What about the beach volleyball addiction?  Not a chance – I didn’t even like volleyball when we played it in school.  But I did love baseball (dreamed of being a professional baseball player, even) and played it all the way until high school; after that it was softball.  So maybe the dream wasn’t sand volleyball-specific, but rather was sports-general.

But how about my career path?  Considering I’ve always loved math doing something with numbers (pricing, although saying “pricing = math” is the equivalent of saying “building a house = cutting wood”) was probably in the dreams from an early age (shut up and quit making fun of me) so maybe we’ll call it close enough.

That’s oddly depressing, to tell you the truth.

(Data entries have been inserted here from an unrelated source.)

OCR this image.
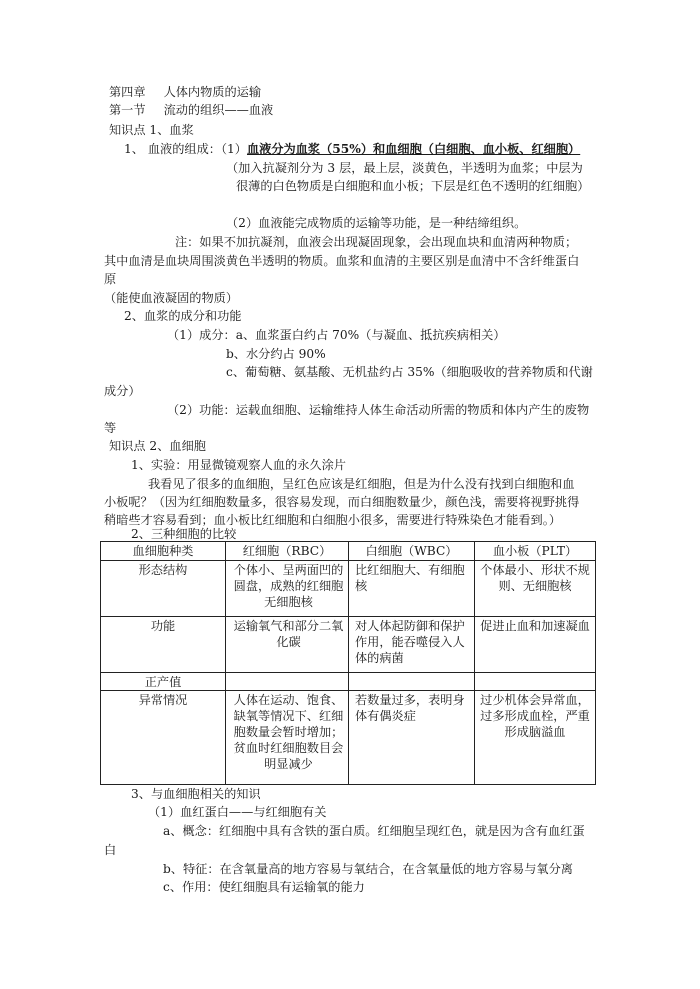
第四章 人体内物质的运输
第一节 流动的组织——血液
知识点 1、血浆
1、 血液的组成：（1）血液分为血浆（55%）和血细胞（白细胞、血小板、红细胞）
（加入抗凝剂分为 3 层，最上层，淡黄色，半透明为血浆；中层为
很薄的白色物质是白细胞和血小板；下层是红色不透明的红细胞）
（2）血液能完成物质的运输等功能，是一种结缔组织。
注：如果不加抗凝剂，血液会出现凝固现象，会出现血块和血清两种物质；
其中血清是血块周围淡黄色半透明的物质。血浆和血清的主要区别是血清中不含纤维蛋白
原
（能使血液凝固的物质）
2、血浆的成分和功能
（1）成分：a、血浆蛋白约占 70%（与凝血、抵抗疾病相关）
b、水分约占 90%
c、葡萄糖、氨基酸、无机盐约占 35%（细胞吸收的营养物质和代谢
成分）
（2）功能：运载血细胞、运输维持人体生命活动所需的物质和体内产生的废物
等
知识点 2、血细胞
1、实验：用显微镜观察人血的永久涂片
我看见了很多的血细胞，呈红色应该是红细胞，但是为什么没有找到白细胞和血
小板呢？（因为红细胞数量多，很容易发现，而白细胞数量少，颜色浅，需要将视野挑得
稍暗些才容易看到；血小板比红细胞和白细胞小很多，需要进行特殊染色才能看到。）
2、三种细胞的比较
血细胞种类	红细胞（RBC）	白细胞（WBC）	血小板（PLT）
形态结构	个体小、呈两面凹的圆盘，成熟的红细胞无细胞核	比红细胞大、有细胞核	个体最小、形状不规则、无细胞核
功能	运输氧气和部分二氧化碳	对人体起防御和保护作用，能吞噬侵入人体的病菌	促进止血和加速凝血
正产值			
异常情况	人体在运动、饱食、缺氧等情况下、红细胞数量会暂时增加；贫血时红细胞数目会明显减少	若数量过多，表明身体有偶炎症	过少机体会异常血，过多形成血栓，严重形成脑溢血
3、与血细胞相关的知识
（1）血红蛋白——与红细胞有关
a、概念：红细胞中具有含铁的蛋白质。红细胞呈现红色，就是因为含有血红蛋
白
b、特征：在含氧量高的地方容易与氧结合，在含氧量低的地方容易与氧分离
c、作用：使红细胞具有运输氧的能力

I like to think that I happened upon my career as a matter of coincidence, good timing and hard work, not as something I dreamed about.  If I were a professional baseball player maybe the sentiment is different there.  Don’t get me wrong – I enjoy what I do and I’m pretty good at it, but it’s just not the sexy kind of job that should be plaguing kids dreams.  They should be dreaming of playing for the hometown ball club or being an astronaut or a firefighter or police officer or super model or captain of their own Navy cruiser.

Right?

Or is limiting dreams to just those that are sexy artificially limiting them and setting them up for failure or disappointment?  We can’t all be second basemen for the Royals.  Someone’s still got to design the stadiums, sell the concessions, manage the team, sell the tickets, buy the tickets, keep the grass green, build the stadium, put the cars that we drive in to get to the stadium together, broadcast the game so everyone else can hear it, etc.  If we all ended up emulating Frank White society would crumble around us.  Not because Frank is a bad guy (he’s one of the best people you’ll ever meet), but because the world is so vast that we need a whole host of different people to keep it running.

Except politicians – the more I live the more I realize that save for a very few (a very very few) the world could do just fine without them.

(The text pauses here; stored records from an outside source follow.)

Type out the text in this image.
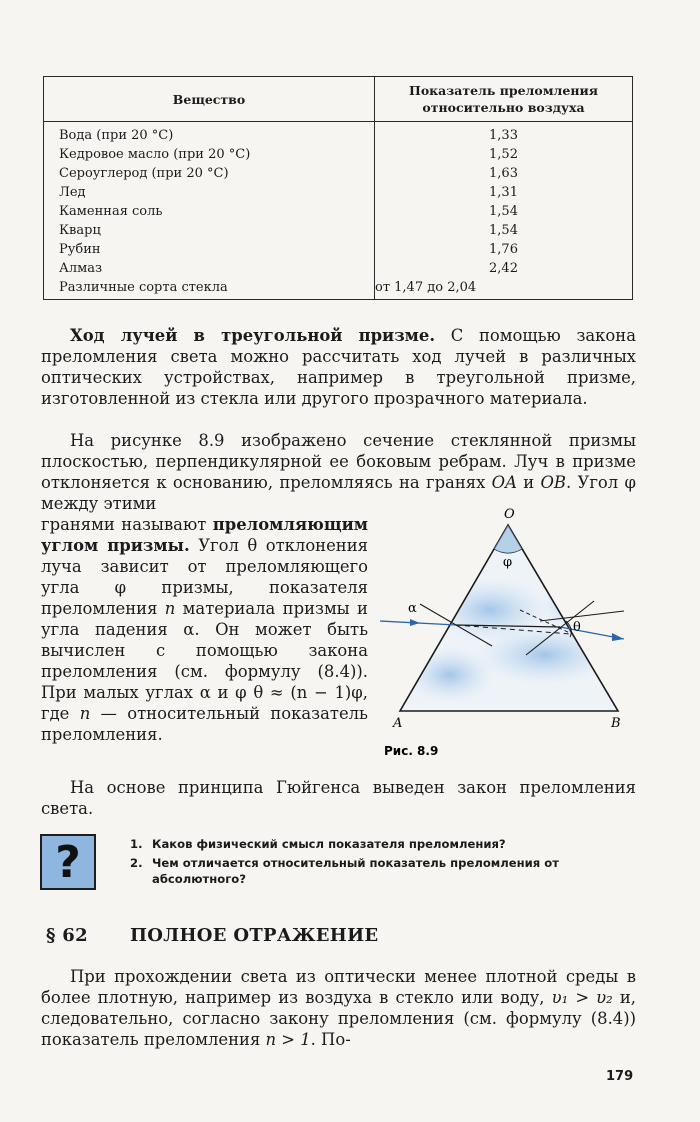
Вещество	Показатель преломления
относительно воздуха
Вода (при 20 °С)	1,33
Кедровое масло (при 20 °С)	1,52
Сероуглерод (при 20 °С)	1,63
Лед	1,31
Каменная соль	1,54
Кварц	1,54
Рубин	1,76
Алмаз	2,42
Различные сорта стекла	от 1,47 до 2,04

Ход лучей в треугольной призме. С помощью закона преломления света можно рассчитать ход лучей в различных оптических устройствах, например в треугольной призме, изготовленной из стекла или другого прозрачного материала.

На рисунке 8.9 изображено сечение стеклянной призмы плоскостью, перпендикулярной ее боковым ребрам. Луч в призме отклоняется к основанию, преломляясь на гранях OA и OB. Угол φ между этими

гранями называют преломляющим углом призмы. Угол θ отклонения луча зависит от преломляющего угла φ призмы, показателя преломления n материала призмы и угла падения α. Он может быть вычислен с помощью закона преломления (см. формулу (8.4)). При малых углах α и φ θ ≈ (n − 1)φ, где n — относительный показатель преломления.

O
A	B
φ
α
θ
Рис. 8.9

На основе принципа Гюйгенса выведен закон преломления света.

?	1. Каков физический смысл показателя преломления?
2. Чем отличается относительный показатель преломления от абсолютного?
§ 62 ПОЛНОЕ ОТРАЖЕНИЕ

При прохождении света из оптически менее плотной среды в более плотную, например из воздуха в стекло или воду, υ₁ > υ₂ и, следовательно, согласно закону преломления (см. формулу (8.4)) показатель преломления n > 1. По-

179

And besides, even if we could all be second basemen you don’t just automatically turn 18 and suddenly have that job.  You have to put in your dues – pay the blood, sweat and tears necessary to move up the chain from high school to college to A, high-A, Double-A and then Triple-A before you make the roster of a major league ball club.  It’s not a right, it’s not an automatic; it’s a process, and that process can involve a lot of pain and disappointment.

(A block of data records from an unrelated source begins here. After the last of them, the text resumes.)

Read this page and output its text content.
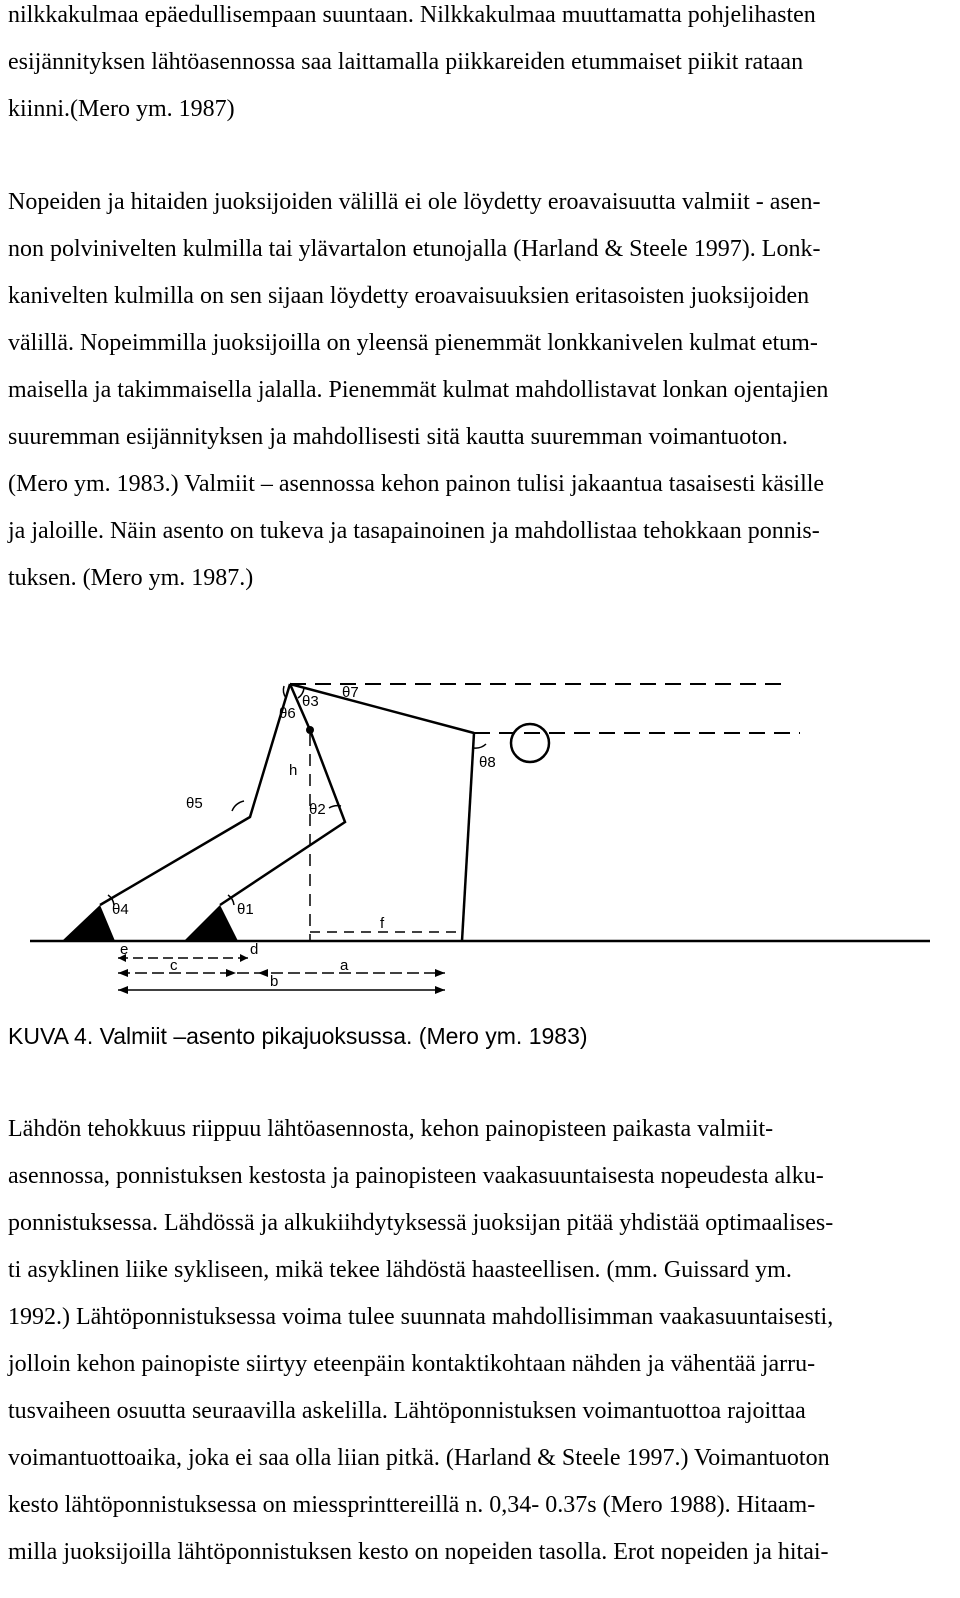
nilkkakulmaa epäedullisempaan suuntaan. Nilkkakulmaa muuttamatta pohjelihasten
esijännityksen lähtöasennossa saa laittamalla piikkareiden etummaiset piikit rataan
kiinni.(Mero ym. 1987)
Nopeiden ja hitaiden juoksijoiden välillä ei ole löydetty eroavaisuutta valmiit - asen-
non polvinivelten kulmilla tai ylävartalon etunojalla (Harland & Steele 1997). Lonk-
kanivelten kulmilla on sen sijaan löydetty eroavaisuuksien eritasoisten juoksijoiden
välillä. Nopeimmilla juoksijoilla on yleensä pienemmät lonkkanivelen kulmat etum-
maisella ja takimmaisella jalalla. Pienemmät kulmat mahdollistavat lonkan ojentajien
suuremman esijännityksen ja mahdollisesti sitä kautta suuremman voimantuoton.
(Mero ym. 1983.) Valmiit – asennossa kehon painon tulisi jakaantua tasaisesti käsille
ja jaloille. Näin asento on tukeva ja tasapainoinen ja mahdollistaa tehokkaan ponnis-
tuksen. (Mero ym. 1987.)
θ3
θ6
θ7
θ8
θ5	θ2
θ4	θ1
h
f
e	d
c	a
b
KUVA 4. Valmiit –asento pikajuoksussa. (Mero ym. 1983)
Lähdön tehokkuus riippuu lähtöasennosta, kehon painopisteen paikasta valmiit-
asennossa, ponnistuksen kestosta ja painopisteen vaakasuuntaisesta nopeudesta alku-
ponnistuksessa. Lähdössä ja alkukiihdytyksessä juoksijan pitää yhdistää optimaalises-
ti asyklinen liike sykliseen, mikä tekee lähdöstä haasteellisen. (mm. Guissard ym.
1992.) Lähtöponnistuksessa voima tulee suunnata mahdollisimman vaakasuuntaisesti,
jolloin kehon painopiste siirtyy eteenpäin kontaktikohtaan nähden ja vähentää jarru-
tusvaiheen osuutta seuraavilla askelilla. Lähtöponnistuksen voimantuottoa rajoittaa
voimantuottoaika, joka ei saa olla liian pitkä. (Harland & Steele 1997.) Voimantuoton
kesto lähtöponnistuksessa on miessprinttereillä n. 0,34- 0.37s (Mero 1988). Hitaam-
milla juoksijoilla lähtöponnistuksen kesto on nopeiden tasolla. Erot nopeiden ja hitai-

Now I’ve gone all off-track.  I started this post after having an odd but interesting dream, and now I’m sitting down at Omega Coffee in Laurie finishing it, but on a completely different track than I originally started it on.

But I’m still intent on living the dream.  I have a bunch of work ahead of me to figure out how to get there, but I will live the dream one day – the one involving oceanside huts and cuisine.  I just have to find a break in the dream I’m living to work on it.

What about you?  Are you living your dream?